Oralsex mit Folgen

Im Fall des Pornoskandals im Priesterseminar St. Pölten stellt Staatsanwaltschaft Strafantrag gegen 27-Jährigen

WIEN taz ■ Der Pornoskandal im Priesterseminar St. Pölten hat erste strafrechtliche Konsequenzen: Gestern wurde von der Staatsanwaltschaft Strafantrag gegen einen 27-jährigen Polen gestellt. Auf seinem Privat-PC konnte sie Bilder sicherstellen, die gegen Paragraph 207a StG – Besitz kinderpornografischer Bilder – verstoßen. Darunter sind Fotos, auf denen Mädchen von etwa sechs Jahren beim Oralverkehr mit Männern zu sehen sind.

Mit den Vorgängen im Priesterseminar St. Pölten, wo Schüler und Leiter gegen das Keuschheitsgebot verstoßen haben sollen, befasst sich inzwischen eine Kommission, die der verantwortliche Bischof Kurt Krenn eingesetzt hat. Helmut Schüller, der Ombudsmann der Erzdiözese Wien für Opfer sexuellen Missbrauchs, bezweifelt, dass diese Untersuchung tief genug gehen wird. Denn die Kommission ist Bischof Krenn allein unterstellt.
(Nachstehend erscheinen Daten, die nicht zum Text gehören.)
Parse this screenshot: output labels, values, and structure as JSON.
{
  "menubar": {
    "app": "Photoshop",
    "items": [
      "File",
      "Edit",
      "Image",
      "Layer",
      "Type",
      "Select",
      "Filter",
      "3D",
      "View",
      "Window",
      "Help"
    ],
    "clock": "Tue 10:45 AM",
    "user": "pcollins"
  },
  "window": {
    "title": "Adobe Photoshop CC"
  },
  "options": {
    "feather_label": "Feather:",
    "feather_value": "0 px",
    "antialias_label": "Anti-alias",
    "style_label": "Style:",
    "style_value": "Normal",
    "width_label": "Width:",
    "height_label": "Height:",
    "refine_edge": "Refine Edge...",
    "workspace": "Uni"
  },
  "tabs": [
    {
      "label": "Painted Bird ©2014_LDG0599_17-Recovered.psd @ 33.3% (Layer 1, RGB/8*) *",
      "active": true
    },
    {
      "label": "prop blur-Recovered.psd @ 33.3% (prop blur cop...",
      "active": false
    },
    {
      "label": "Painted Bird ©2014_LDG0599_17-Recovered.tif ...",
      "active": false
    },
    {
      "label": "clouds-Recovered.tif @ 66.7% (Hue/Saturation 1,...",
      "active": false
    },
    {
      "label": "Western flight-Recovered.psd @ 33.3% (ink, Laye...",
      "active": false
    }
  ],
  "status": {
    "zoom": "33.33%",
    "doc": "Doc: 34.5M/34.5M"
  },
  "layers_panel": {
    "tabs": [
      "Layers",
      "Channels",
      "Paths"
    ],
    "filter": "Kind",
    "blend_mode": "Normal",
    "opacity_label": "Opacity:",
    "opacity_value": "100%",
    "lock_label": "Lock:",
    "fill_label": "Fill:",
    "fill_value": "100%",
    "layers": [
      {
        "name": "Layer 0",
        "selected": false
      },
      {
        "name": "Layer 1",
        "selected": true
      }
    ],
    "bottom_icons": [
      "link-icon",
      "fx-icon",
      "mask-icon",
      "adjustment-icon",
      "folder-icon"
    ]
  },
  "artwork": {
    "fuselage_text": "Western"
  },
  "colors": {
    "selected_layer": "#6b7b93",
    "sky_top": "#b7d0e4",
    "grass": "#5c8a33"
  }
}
Dieser behauptet standhaft, auf Fotos, die den Regens und den Subregens des Seminars bei Zungenkuss und intimen Berührungen mit Seminaristen zeigen, seien keine homosexuellen Akte zu sehen. Bischöfen, die ihm als Verantwortlichen für das Priesterausbildungsinstitut den Rücktritt nahe legten, richtete er über die Medien aus, das gehe sie „einen Dreck an“.

Auch der Seminarleiter, Regens Ulrich Küchl, dementierte in einem Brief an seine Pfarrgemeinde jede sexuelle Annährung an seine Zöglinge. Bei dem Foto, auf dem er einem Schüler zwischen die Beine greift, handle es sich „um eine unglückliche Einstellung“.

Die Affäre hat, unabhängig von kirchenrechtlichen Konsequenzen, zu einer breiten Debatte über Scheinmoral in der Kirche geführt. Engagierte Katholiken stellen wieder die Frage, ob der Zölibat noch zeitgemäß sei. Gleichzeitig meldet die Diözese St. Pölten einen steilen Anstieg von Kirchenaustritten.

Der Pastoraltheologe Paul Zulehner hofft, dass der Vatikan, der einzig befugt ist, Bischöfe abzuberufen, bald eingreife. Nach seiner im Radio geäußerten Einschätzung habe der schwer alkoholkranke Bischof Krenn in Rom Freunde wie Gegner. Unterstützt werde er vor allem von den Polen wie Marian Jaworski, Bischof von Lemberg, und Papstsekretär Stanislaw Dziwisz.